Cromwell went on to sign a multi-year contract with Columbia, and starred in several films for the studio, such as The Age of Consent, Sweepings, and This Man Is Mine. He also worked with other studios, such as Paramount, MGM, and Fox, and collaborated with some of the most famous actors and directors of his time, such as Bette Davis, Henry Fonda, Gary Cooper, John Ford, and Frank Capra.

Some of his most notable films include The Lives of a Bengal Lancer (1935), a blockbuster adventure film that earned a Best Picture nomination; Jezebel (1938), a classic drama that won Bette Davis her second Oscar; and Young Mr. Lincoln (1939), a biopic of the future president that showcased Cromwell’s versatility and charm.

A Troubled Personal Life and a Declining Career

Despite his success and popularity, Cromwell was unhappy and dissatisfied with his life and career. He felt typecast and limited by his roles, and yearned for more challenging and artistic projects. He also struggled with his sexuality, and had several affairs with both men and women. He was married briefly to actress Kay Johnson, but they divorced in 1943.

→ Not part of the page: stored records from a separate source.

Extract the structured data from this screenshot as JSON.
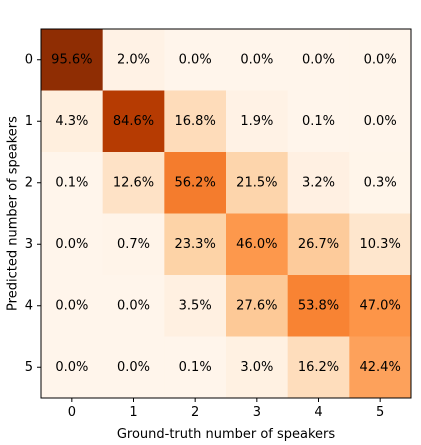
{
  "chart_data": {
    "type": "heatmap",
    "title": "",
    "xlabel": "Ground-truth number of speakers",
    "ylabel": "Predicted number of speakers",
    "x_categories": [
      "0",
      "1",
      "2",
      "3",
      "4",
      "5"
    ],
    "y_categories": [
      "0",
      "1",
      "2",
      "3",
      "4",
      "5"
    ],
    "value_unit": "%",
    "values": [
      [
        95.6,
        2.0,
        0.0,
        0.0,
        0.0,
        0.0
      ],
      [
        4.3,
        84.6,
        16.8,
        1.9,
        0.1,
        0.0
      ],
      [
        0.1,
        12.6,
        56.2,
        21.5,
        3.2,
        0.3
      ],
      [
        0.0,
        0.7,
        23.3,
        46.0,
        26.7,
        10.3
      ],
      [
        0.0,
        0.0,
        3.5,
        27.6,
        53.8,
        47.0
      ],
      [
        0.0,
        0.0,
        0.1,
        3.0,
        16.2,
        42.4
      ]
    ],
    "vmin": 0,
    "vmax": 100,
    "colormap": [
      "#fff5eb",
      "#fdd0a2",
      "#fd8d3c",
      "#d94801",
      "#7f2704"
    ],
    "grid": false
  }
}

In 1945, he married Angela Lansbury, who was 19 years old and a rising star in Hollywood. The marriage was a disaster, as Cromwell was unfaithful and abusive, and Lansbury was unhappy and frustrated. They separated after nine months, and divorced in 1946.

Cromwell’s career also suffered after World War II, as he failed to find good roles and lost his appeal to the audiences. He appeared in a few low-budget films, such as The Racket Man, The Mark of the Whistler, and The Girl from Jones Beach, but none of them were successful. He also tried his hand at television, but did not make much impact.

Cromwell became disillusioned and depressed, and turned to alcohol and drugs. He also suffered from financial problems, and had to sell his house and belongings. He moved to a small apartment in Hollywood, where he lived alone and isolated.

A Premature Death from Cancer

In 1960, Cromwell fell ill and was diagnosed with liver cancer. He had no family or friends to support him, and could not afford proper medical care. He died on October 11, 1960, at the age of 50, in his apartment. He was buried in Fairhaven Memorial Park in Santa Ana, California.

Cromwell’s death was largely ignored by the media and the public, and he was soon forgotten by the film industry. His films, however, have survived and are still appreciated by fans and critics. He is remembered as a talented and charismatic actor, who had a promising start but a tragic end.